NSAID-Induced Gastric Damage in Rats

Selective inhibition of cyclo-oxygenase (COX)-2 spares gastric prostaglandin synthesis, and is associated with a greatly reduced incidence of gastric erosions compared with what is observed with conventional nonsteroidal antiinflammatory drugs (NSAIDs). This led to the original hypothesis that the suppression of gastric COX-1 by NSAIDs is the key mechanism responsible for erosion formation. Curiously, in mice in which the gene for COX-1 is disrupted, there is reduced gastric prostaglandin synthesis but no gastric injury. Wallace and co-workers cleverly postulated that reduced COX-1 activity alone is not sufficient for erosion formation. A selective inhibition of COX-1, a selective COX-2 inhibitor, a combination of both inhibitors and a COX-1 preferential inhibitor were evaluated in rats in terms of their production of gastric damage, leukocyte adherence to vascular endothelin and gastric blood flow.
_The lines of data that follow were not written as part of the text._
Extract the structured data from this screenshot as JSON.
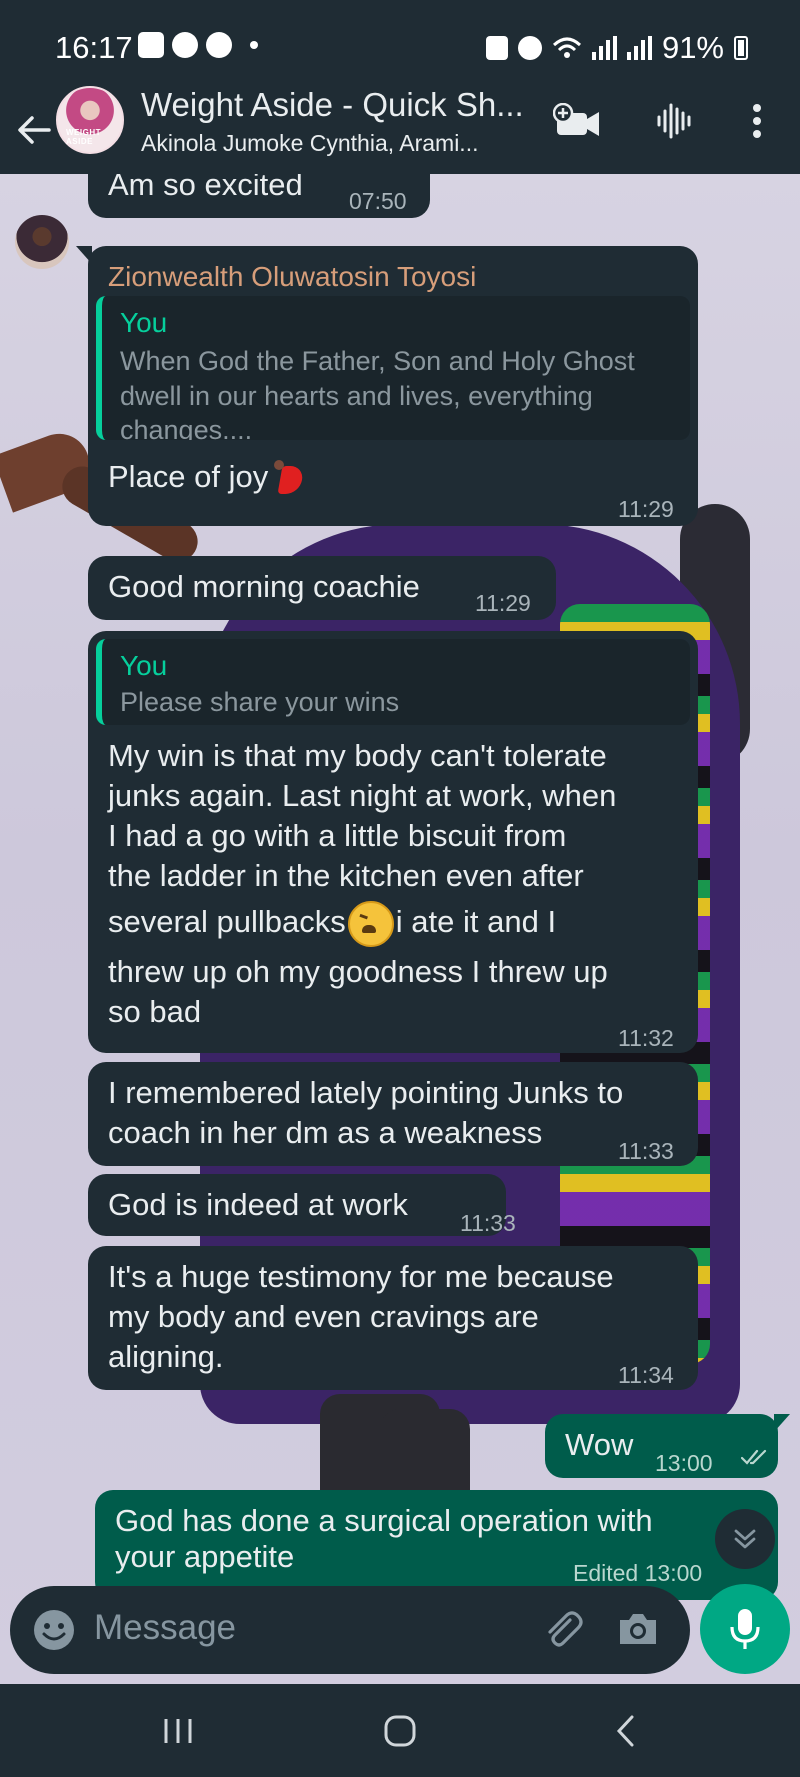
{
  "status_bar": {
    "time": "16:17",
    "battery": "91%"
  },
  "header": {
    "title": "Weight Aside - Quick Sh...",
    "subtitle": "Akinola Jumoke Cynthia, Arami...",
    "avatar_text": "WEIGHT ASIDE"
  },
  "messages": [
    {
      "id": "m1",
      "direction": "in",
      "text": "Am so excited",
      "time": "07:50"
    },
    {
      "id": "m2",
      "direction": "in",
      "sender": "Zionwealth Oluwatosin Toyosi",
      "quote_author": "You",
      "quote_lines": [
        "When God the Father, Son and Holy Ghost",
        "dwell in our hearts and lives, everything",
        "changes...."
      ],
      "text": "Place of joy",
      "emoji": "dancer",
      "time": "11:29"
    },
    {
      "id": "m3",
      "direction": "in",
      "text": "Good morning coachie",
      "time": "11:29"
    },
    {
      "id": "m4",
      "direction": "in",
      "quote_author": "You",
      "quote_lines": [
        "Please share your wins"
      ],
      "lines": [
        "My win is that my body can't tolerate",
        "junks again. Last night at work, when",
        "I had a go with a little biscuit from",
        "the ladder in the kitchen even after",
        "several pullbacks",
        "i ate it and I",
        "threw up oh my goodness I threw up",
        "so bad"
      ],
      "emoji": "weary",
      "time": "11:32"
    },
    {
      "id": "m5",
      "direction": "in",
      "lines": [
        "I remembered lately pointing Junks to",
        "coach in her dm  as a weakness"
      ],
      "time": "11:33"
    },
    {
      "id": "m6",
      "direction": "in",
      "text": "God is indeed at work",
      "time": "11:33"
    },
    {
      "id": "m7",
      "direction": "in",
      "lines": [
        "It's a huge testimony for me because",
        "my body and even cravings are",
        "aligning."
      ],
      "time": "11:34"
    },
    {
      "id": "m8",
      "direction": "out",
      "text": "Wow",
      "time": "13:00"
    },
    {
      "id": "m9",
      "direction": "out",
      "lines": [
        "God has done a surgical operation with",
        "your appetite"
      ],
      "meta": "Edited 13:00"
    }
  ],
  "input": {
    "placeholder": "Message"
  },
  "colors": {
    "header_bg": "#1f2c34",
    "incoming_bubble": "#1f2c34",
    "outgoing_bubble": "#005c4b",
    "accent": "#00a884",
    "sender_name": "#d79e7a",
    "quote_accent": "#06cf9c"
  },
  "icons": {
    "back": "arrow-left-icon",
    "video_call": "video-call-add-icon",
    "voice_call": "voice-waveform-icon",
    "menu": "more-vertical-icon",
    "emoji": "emoji-smile-icon",
    "attach": "paperclip-icon",
    "camera": "camera-icon",
    "mic": "microphone-icon",
    "scroll_down": "double-chevron-down-icon"
  }
}
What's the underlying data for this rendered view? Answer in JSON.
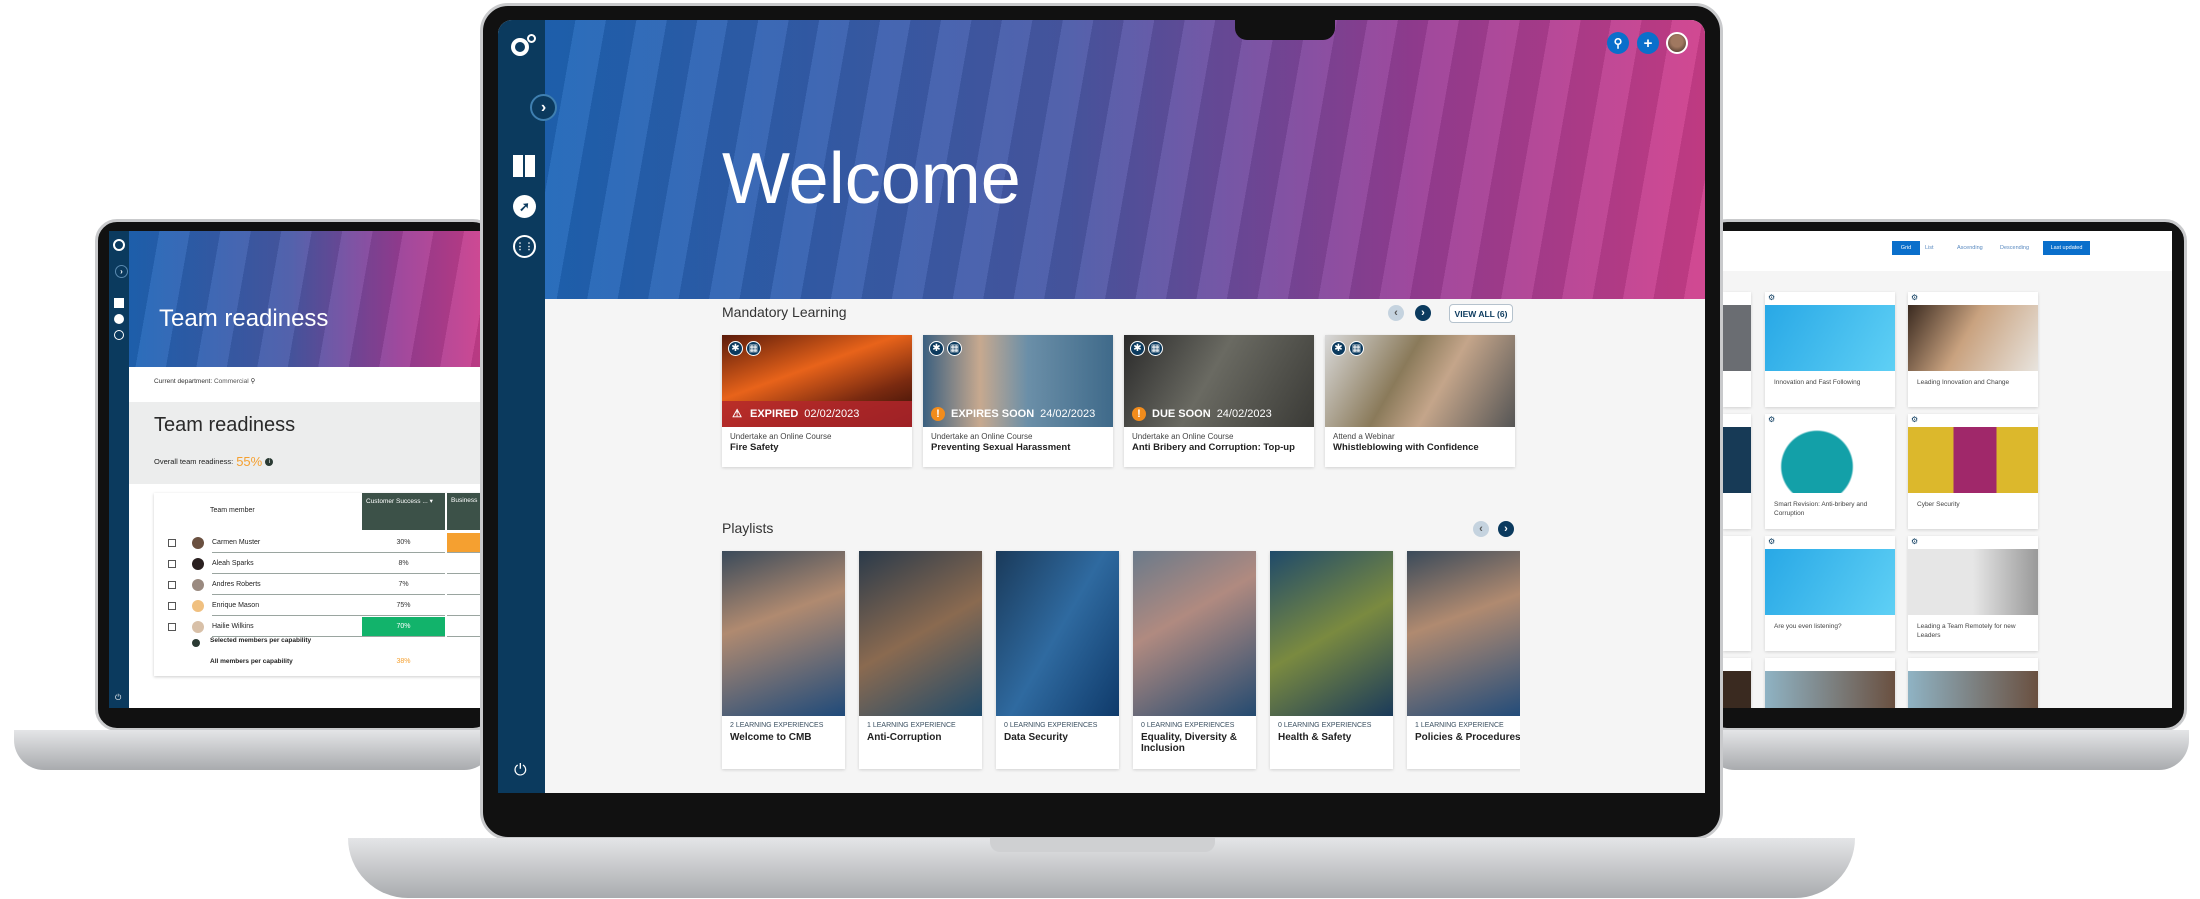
{
  "main": {
    "hero_title": "Welcome",
    "sidebar": {
      "icons": [
        "logo-icon",
        "chevron-right-icon",
        "dashboard-icon",
        "compass-icon",
        "grid-icon",
        "power-icon"
      ]
    },
    "topbar": {
      "icons": [
        "search-icon",
        "plus-icon",
        "avatar"
      ]
    },
    "mandatory": {
      "title": "Mandatory Learning",
      "view_all": "VIEW ALL (6)",
      "cards": [
        {
          "status": "EXPIRED",
          "date": "02/02/2023",
          "type": "Undertake an Online Course",
          "title": "Fire Safety",
          "status_color": "#b3262c",
          "img": "linear-gradient(160deg,#5a1a0a,#e8631a 40%,#7a2a10 70%,#2a0a05)"
        },
        {
          "status": "EXPIRES SOON",
          "date": "24/02/2023",
          "type": "Undertake an Online Course",
          "title": "Preventing Sexual Harassment",
          "status_color": "#f28c1c",
          "img": "linear-gradient(90deg,#3a5f7f,#c7a98f 30%,#6b8fa8 55%,#3f6a8a)"
        },
        {
          "status": "DUE SOON",
          "date": "24/02/2023",
          "type": "Undertake an Online Course",
          "title": "Anti Bribery and Corruption: Top-up",
          "status_color": "#f28c1c",
          "img": "linear-gradient(120deg,#2a2a2a,#6a6a62 45%,#3a3a36)"
        },
        {
          "status": "",
          "date": "",
          "type": "Attend a Webinar",
          "title": "Whistleblowing with Confidence",
          "status_color": "",
          "img": "linear-gradient(120deg,#d9d9d9,#8a7a5a 40%,#c4a58a 60%,#555)"
        }
      ]
    },
    "playlists": {
      "title": "Playlists",
      "cards": [
        {
          "count": "2 LEARNING EXPERIENCES",
          "title": "Welcome to CMB"
        },
        {
          "count": "1 LEARNING EXPERIENCE",
          "title": "Anti-Corruption"
        },
        {
          "count": "0 LEARNING EXPERIENCES",
          "title": "Data Security"
        },
        {
          "count": "0 LEARNING EXPERIENCES",
          "title": "Equality, Diversity & Inclusion"
        },
        {
          "count": "0 LEARNING EXPERIENCES",
          "title": "Health & Safety"
        },
        {
          "count": "1 LEARNING EXPERIENCE",
          "title": "Policies & Procedures"
        }
      ]
    }
  },
  "left": {
    "hero_title": "Team readiness",
    "department_label": "Current department:",
    "department_value": "Commercial",
    "title": "Team readiness",
    "overall_label": "Overall team readiness:",
    "overall_value": "55%",
    "col_member": "Team member",
    "col_cap1": "Customer Success ...",
    "col_cap2": "Business",
    "members": [
      {
        "name": "Carmen Muster",
        "value": "30%"
      },
      {
        "name": "Aleah Sparks",
        "value": "8%"
      },
      {
        "name": "Andres Roberts",
        "value": "7%"
      },
      {
        "name": "Enrique Mason",
        "value": "75%"
      },
      {
        "name": "Hailie Wilkins",
        "value": "70%"
      }
    ],
    "selected_label": "Selected members per capability",
    "all_label": "All members per capability",
    "all_value": "38%",
    "colors": {
      "header": "#3c5148",
      "orange": "#f5a030",
      "green": "#12b36b"
    }
  },
  "right": {
    "toolbar": {
      "grid": "Grid",
      "list": "List",
      "ascending": "Ascending",
      "descending": "Descending",
      "last_updated": "Last updated"
    },
    "cards": [
      {
        "title": "Innovation and Fast Following",
        "img": "linear-gradient(120deg,#28a8e6,#5fd0f5)"
      },
      {
        "title": "Leading Innovation and Change",
        "img": "linear-gradient(120deg,#3a2a20,#c9a27f 45%,#e8e4de)"
      },
      {
        "title": "Smart Revision: Anti-bribery and Corruption",
        "img": "radial-gradient(circle at 40% 60%,#13a0a8 40%,#fff 42%)"
      },
      {
        "title": "Cyber Security",
        "img": "linear-gradient(90deg,#dcb82c 35%,#a0286a 35%,#a0286a 68%,#dcb82c 68%)"
      },
      {
        "title": "Are you even listening?",
        "img": "linear-gradient(120deg,#28a8e6,#5fd0f5)"
      },
      {
        "title": "Leading a Team Remotely for new Leaders",
        "img": "linear-gradient(90deg,#e6e6e6 50%,#999)"
      }
    ]
  },
  "colors": {
    "navy": "#0b3a5e",
    "accent": "#0a6fcb",
    "background": "#f5f5f5"
  }
}
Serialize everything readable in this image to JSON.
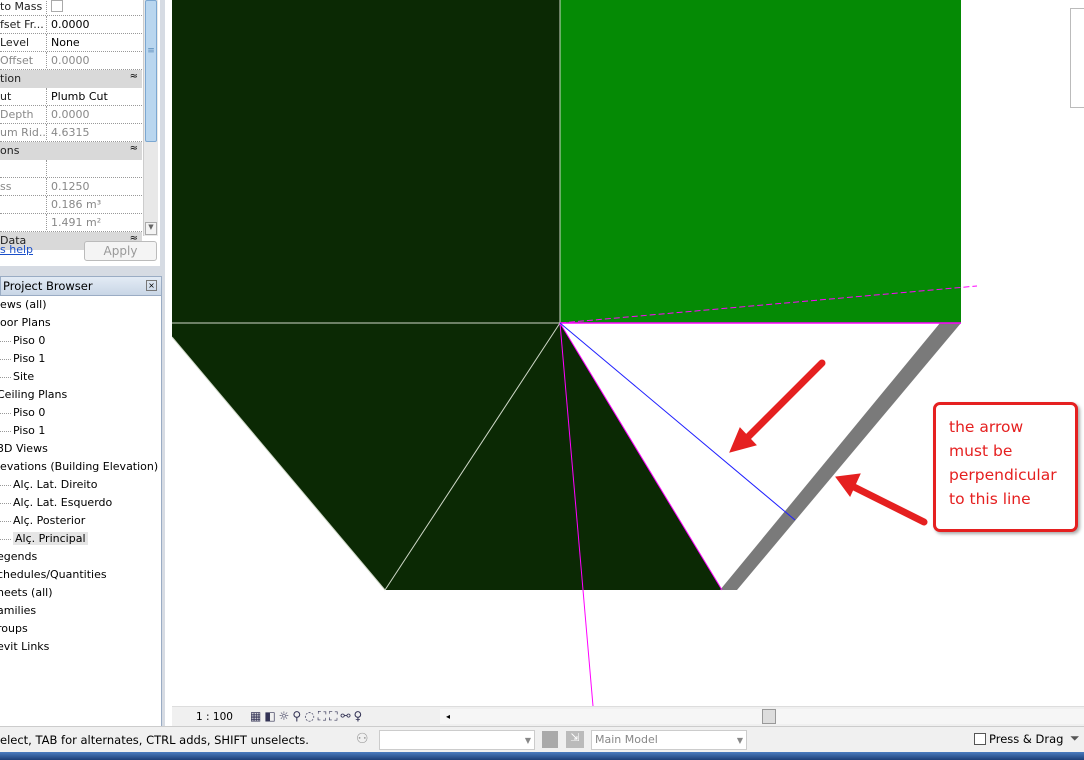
{
  "properties": {
    "rows": [
      {
        "key": "to Mass",
        "value": "",
        "type": "checkbox"
      },
      {
        "key": "fset Fr...",
        "value": "0.0000"
      },
      {
        "key": "Level",
        "value": "None"
      },
      {
        "key": "Offset",
        "value": "0.0000",
        "dim": true
      },
      {
        "key": "tion",
        "section": true
      },
      {
        "key": "ut",
        "value": "Plumb Cut"
      },
      {
        "key": "Depth",
        "value": "0.0000",
        "dim": true
      },
      {
        "key": "um Rid...",
        "value": "4.6315",
        "dim": true
      },
      {
        "key": "ons",
        "section": true
      },
      {
        "key": "",
        "value": ""
      },
      {
        "key": "ss",
        "value": "0.1250",
        "dim": true
      },
      {
        "key": "",
        "value": "0.186 m³",
        "dim": true
      },
      {
        "key": "",
        "value": "1.491 m²",
        "dim": true
      },
      {
        "key": "Data",
        "section": true
      }
    ],
    "help_link": "s help",
    "apply_label": "Apply",
    "collapse_glyph": "≈"
  },
  "project_browser": {
    "title": "Project Browser",
    "items": [
      {
        "label": "iews (all)",
        "level": 0
      },
      {
        "label": "loor Plans",
        "level": 0
      },
      {
        "label": "Piso 0",
        "level": 1
      },
      {
        "label": "Piso 1",
        "level": 1
      },
      {
        "label": "Site",
        "level": 1
      },
      {
        "label": "Ceiling Plans",
        "level": 0
      },
      {
        "label": "Piso 0",
        "level": 1
      },
      {
        "label": "Piso 1",
        "level": 1
      },
      {
        "label": "3D Views",
        "level": 0
      },
      {
        "label": "levations (Building Elevation)",
        "level": 0
      },
      {
        "label": "Alç. Lat. Direito",
        "level": 1
      },
      {
        "label": "Alç. Lat. Esquerdo",
        "level": 1
      },
      {
        "label": "Alç. Posterior",
        "level": 1
      },
      {
        "label": "Alç. Principal",
        "level": 1,
        "selected": true
      },
      {
        "label": "egends",
        "level": 0
      },
      {
        "label": "chedules/Quantities",
        "level": 0
      },
      {
        "label": "heets (all)",
        "level": 0
      },
      {
        "label": "amilies",
        "level": 0
      },
      {
        "label": "roups",
        "level": 0
      },
      {
        "label": "evit Links",
        "level": 0
      }
    ]
  },
  "view_bar": {
    "scale": "1 : 100"
  },
  "status_bar": {
    "text": "elect, TAB for alternates, CTRL adds, SHIFT unselects.",
    "workset_value": "",
    "model_value": "Main Model",
    "press_drag_label": "Press & Drag",
    "press_drag_checked": false
  },
  "annotation": {
    "callout_lines": [
      "the arrow",
      "must be",
      "perpendicular",
      "to this line"
    ]
  },
  "colors": {
    "dark_green": "#0b2904",
    "green": "#058a05",
    "gray_band": "#7a7a7a",
    "magenta": "#ff00ff",
    "blue": "#2020ff",
    "annotation_red": "#e52020"
  }
}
Celecoxib, a COX-2 inhibitor, did not affect gastric prostaglandin E2 synthesis and did not cause gastric damage. The selective COX-1 inhibitor markedly reduced gastric prostaglandin synthesis and platelet COX-1 activity, but did not affect COX-2 and, importantly, did not cause gastric damage. Of major interest, however, is that the combination of the COX-1 and the COX-2 inhibitors caused hemorrhagic erosion formation. The COX-2 inhibitor increased leukocyte adherence, whereas the COX-1 inhibitor reduced gastric blood flow. The authors interpreted these results to suggest that “...inhibition of both COX-1 and COX-2 is required for the development of gastric erosion after NSAID administration in the rat”. There appears to be distinctive mechanisms through which inhibition of these isoforms can contribute to the pathogenesis of NSAID-induced gastric damage. It may be incorrect to defend the concept that inhibition of COX-1 alone is the mechanism underlying NSAID-induced gastric injury.